Alle Ware werde aus der Originalverpackung rausgenommen und in Plastiktüten umgefüllt. Kekse, Waschpulver oder Kaffee zum Beispiel. Auch eine scheinbar intakte Kaffeedose könne ein Sicherheitsrisiko darstellen. Verboten sind die „normalen“ Sendungen dennoch nicht. „Momentan werden immer noch die meisten Pakete auf dem üblichen Weg verschickt, aber die Zahl der Online-Päckchen nimmt stetig zu“, informiert die Sprecherin.

Das Gefängniss in Stráž pod Ralskem in Tschechien
Das Gefängniss in Stráž pod Ralskem in Tschechien © Petra Laurin

Das Gefängnis in Stráž ist seit 1973 in Betrieb.
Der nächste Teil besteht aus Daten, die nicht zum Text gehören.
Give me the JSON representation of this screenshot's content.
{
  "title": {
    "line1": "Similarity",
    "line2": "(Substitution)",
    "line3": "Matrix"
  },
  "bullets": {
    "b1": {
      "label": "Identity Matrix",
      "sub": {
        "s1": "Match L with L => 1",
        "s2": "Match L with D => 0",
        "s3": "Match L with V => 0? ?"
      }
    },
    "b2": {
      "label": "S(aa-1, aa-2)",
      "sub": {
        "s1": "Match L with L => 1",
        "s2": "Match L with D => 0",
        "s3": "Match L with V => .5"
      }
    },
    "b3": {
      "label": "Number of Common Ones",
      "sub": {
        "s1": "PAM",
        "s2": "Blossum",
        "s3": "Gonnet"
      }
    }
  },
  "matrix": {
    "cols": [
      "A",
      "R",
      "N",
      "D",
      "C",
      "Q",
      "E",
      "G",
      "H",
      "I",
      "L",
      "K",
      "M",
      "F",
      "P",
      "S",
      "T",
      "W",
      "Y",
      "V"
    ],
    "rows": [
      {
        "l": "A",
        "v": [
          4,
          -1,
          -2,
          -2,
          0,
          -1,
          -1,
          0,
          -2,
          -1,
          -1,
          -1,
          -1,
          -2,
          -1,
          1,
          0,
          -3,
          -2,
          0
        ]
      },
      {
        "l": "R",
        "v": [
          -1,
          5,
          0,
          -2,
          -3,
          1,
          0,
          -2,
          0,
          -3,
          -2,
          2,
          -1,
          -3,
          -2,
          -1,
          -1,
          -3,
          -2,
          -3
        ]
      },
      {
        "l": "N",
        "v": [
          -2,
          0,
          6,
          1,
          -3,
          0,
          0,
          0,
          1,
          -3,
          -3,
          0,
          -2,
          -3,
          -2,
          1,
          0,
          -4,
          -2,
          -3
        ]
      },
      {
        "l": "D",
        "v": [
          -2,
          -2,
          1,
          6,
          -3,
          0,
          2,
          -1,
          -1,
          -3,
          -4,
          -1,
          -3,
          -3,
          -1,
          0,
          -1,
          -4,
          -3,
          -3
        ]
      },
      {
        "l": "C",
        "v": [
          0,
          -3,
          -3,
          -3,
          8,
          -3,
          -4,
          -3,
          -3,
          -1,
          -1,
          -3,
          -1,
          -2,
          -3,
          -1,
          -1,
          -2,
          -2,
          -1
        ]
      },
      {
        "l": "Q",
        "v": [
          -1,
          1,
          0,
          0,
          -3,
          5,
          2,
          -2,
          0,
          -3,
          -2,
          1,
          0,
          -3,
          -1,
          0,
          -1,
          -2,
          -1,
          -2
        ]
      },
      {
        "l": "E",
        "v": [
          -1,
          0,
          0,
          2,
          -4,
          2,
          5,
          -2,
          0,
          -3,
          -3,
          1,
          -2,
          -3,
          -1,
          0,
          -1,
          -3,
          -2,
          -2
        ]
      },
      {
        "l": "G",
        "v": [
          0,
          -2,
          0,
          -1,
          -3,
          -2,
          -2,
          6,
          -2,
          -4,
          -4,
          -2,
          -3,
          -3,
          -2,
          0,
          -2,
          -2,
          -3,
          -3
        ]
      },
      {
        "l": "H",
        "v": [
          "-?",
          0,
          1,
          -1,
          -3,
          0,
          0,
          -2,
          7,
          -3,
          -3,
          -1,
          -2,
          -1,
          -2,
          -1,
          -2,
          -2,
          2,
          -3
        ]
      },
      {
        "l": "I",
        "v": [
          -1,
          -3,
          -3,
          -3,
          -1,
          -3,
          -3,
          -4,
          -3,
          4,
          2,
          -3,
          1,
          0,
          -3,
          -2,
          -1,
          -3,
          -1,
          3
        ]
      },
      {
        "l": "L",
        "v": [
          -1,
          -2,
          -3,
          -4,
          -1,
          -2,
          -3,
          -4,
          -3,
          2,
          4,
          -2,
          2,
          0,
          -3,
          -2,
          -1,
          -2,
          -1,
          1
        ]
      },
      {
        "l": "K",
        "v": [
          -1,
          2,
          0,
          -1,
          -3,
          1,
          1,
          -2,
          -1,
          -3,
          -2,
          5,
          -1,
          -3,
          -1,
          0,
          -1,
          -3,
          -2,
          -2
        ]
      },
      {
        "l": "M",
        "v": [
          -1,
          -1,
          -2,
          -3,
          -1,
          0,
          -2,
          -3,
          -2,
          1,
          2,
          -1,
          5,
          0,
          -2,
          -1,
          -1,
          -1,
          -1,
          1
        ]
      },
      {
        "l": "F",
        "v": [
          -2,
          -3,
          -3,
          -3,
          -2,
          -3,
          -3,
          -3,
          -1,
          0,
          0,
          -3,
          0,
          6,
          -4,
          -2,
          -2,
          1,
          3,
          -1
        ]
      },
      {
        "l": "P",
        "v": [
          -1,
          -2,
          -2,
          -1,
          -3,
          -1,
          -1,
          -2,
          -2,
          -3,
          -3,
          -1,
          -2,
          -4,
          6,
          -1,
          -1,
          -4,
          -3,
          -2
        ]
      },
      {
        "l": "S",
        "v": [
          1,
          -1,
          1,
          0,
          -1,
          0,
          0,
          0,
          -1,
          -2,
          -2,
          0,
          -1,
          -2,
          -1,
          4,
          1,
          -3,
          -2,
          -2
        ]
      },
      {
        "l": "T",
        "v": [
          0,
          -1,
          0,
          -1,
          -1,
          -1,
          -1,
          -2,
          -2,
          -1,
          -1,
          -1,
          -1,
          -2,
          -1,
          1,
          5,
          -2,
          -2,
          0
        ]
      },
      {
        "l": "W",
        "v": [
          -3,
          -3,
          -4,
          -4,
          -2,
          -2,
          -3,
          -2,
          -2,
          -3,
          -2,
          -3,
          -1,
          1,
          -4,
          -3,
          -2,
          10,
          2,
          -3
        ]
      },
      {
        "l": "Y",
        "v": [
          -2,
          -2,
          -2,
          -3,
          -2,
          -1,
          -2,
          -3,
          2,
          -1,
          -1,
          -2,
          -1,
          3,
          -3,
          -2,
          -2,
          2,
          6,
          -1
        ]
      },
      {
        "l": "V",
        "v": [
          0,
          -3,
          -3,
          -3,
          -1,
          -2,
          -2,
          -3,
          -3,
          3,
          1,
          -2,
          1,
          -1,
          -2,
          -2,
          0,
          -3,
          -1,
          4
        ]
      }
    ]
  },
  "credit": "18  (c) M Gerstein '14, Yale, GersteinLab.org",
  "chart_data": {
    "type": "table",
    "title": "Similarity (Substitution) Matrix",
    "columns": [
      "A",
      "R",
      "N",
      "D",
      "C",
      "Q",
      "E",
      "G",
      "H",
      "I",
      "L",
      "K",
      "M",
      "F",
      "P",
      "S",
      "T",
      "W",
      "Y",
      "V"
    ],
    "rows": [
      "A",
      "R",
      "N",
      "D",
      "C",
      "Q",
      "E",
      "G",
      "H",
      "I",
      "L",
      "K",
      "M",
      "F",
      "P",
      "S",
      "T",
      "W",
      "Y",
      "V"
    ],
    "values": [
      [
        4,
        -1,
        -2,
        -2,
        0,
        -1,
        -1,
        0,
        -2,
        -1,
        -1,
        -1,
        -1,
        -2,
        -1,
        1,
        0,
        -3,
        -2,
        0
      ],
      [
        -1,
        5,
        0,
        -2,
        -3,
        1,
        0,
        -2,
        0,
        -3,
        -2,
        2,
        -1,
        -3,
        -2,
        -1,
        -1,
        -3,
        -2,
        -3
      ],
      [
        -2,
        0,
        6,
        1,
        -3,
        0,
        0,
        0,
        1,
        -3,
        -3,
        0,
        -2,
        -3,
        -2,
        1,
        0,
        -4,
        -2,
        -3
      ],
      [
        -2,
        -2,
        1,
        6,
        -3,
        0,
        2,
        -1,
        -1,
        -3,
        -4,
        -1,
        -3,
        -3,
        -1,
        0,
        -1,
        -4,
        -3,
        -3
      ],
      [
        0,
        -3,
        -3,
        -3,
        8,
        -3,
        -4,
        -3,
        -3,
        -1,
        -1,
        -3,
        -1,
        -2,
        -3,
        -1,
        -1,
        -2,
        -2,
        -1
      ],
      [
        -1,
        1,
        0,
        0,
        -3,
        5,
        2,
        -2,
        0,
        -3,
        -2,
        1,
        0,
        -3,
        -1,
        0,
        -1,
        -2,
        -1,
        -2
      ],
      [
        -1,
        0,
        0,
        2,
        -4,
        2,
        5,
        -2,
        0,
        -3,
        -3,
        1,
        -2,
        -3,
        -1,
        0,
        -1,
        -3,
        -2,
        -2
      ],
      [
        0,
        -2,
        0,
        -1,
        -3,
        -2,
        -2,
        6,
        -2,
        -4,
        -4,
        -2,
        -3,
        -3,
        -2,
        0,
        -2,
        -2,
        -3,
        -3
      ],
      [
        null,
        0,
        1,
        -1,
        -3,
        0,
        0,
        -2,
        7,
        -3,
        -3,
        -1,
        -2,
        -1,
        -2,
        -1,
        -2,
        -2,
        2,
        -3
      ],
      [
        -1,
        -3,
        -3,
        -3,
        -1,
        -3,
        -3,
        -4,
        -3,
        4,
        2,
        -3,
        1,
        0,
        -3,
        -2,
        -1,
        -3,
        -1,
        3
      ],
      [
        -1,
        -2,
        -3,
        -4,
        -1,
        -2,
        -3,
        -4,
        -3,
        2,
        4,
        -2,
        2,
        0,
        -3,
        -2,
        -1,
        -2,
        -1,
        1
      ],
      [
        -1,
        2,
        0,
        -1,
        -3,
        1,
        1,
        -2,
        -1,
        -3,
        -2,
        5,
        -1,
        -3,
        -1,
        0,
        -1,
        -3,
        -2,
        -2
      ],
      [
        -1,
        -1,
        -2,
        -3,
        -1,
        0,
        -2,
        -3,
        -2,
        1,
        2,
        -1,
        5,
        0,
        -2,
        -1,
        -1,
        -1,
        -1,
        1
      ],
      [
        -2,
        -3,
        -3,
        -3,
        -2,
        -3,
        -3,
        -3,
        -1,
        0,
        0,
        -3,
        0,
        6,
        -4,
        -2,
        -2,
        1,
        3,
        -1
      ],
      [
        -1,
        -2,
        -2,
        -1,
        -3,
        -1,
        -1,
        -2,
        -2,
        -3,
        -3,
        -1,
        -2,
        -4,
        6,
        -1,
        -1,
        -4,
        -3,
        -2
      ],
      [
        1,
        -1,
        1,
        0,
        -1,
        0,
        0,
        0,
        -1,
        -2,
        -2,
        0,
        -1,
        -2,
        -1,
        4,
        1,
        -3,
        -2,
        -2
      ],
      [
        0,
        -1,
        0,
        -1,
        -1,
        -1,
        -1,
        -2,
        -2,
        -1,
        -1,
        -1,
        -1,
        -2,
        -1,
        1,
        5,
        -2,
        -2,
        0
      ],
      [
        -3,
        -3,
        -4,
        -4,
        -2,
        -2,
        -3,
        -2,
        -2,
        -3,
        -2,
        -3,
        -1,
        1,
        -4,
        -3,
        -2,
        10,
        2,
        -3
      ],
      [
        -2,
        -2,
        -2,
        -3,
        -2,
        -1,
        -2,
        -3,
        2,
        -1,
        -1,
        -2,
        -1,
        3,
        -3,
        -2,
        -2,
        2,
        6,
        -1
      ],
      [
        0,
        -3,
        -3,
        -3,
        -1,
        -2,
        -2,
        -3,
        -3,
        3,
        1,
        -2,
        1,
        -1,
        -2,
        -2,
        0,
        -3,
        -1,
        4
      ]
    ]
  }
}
Es entstand aus einem Heim der ehemaligen Uranminenarbeiter. Derzeit sitzen dort 717 Männer ein. Im Vorjahr bekamen sie 1.150 Pakete. In der Vergangenheit versuchten Absender beispielsweise, mit Crystal Meth imprägnierte Briefpapiere, ein Telefon in einer Wurststange oder Drogen in Schuhsohlen in die Justizvollzugsanstalt zu schmuggeln. „Sobald wir ein neues Versteck entdecken, tauschen wir uns mit anderen Gefängnissen aus und informieren uns gegenseitig“, berichtet die Sprecherin. Und – wenn sich der Online-Shop bewähre, werde die Idee auch von anderen Hafteinrichtungen übernommen.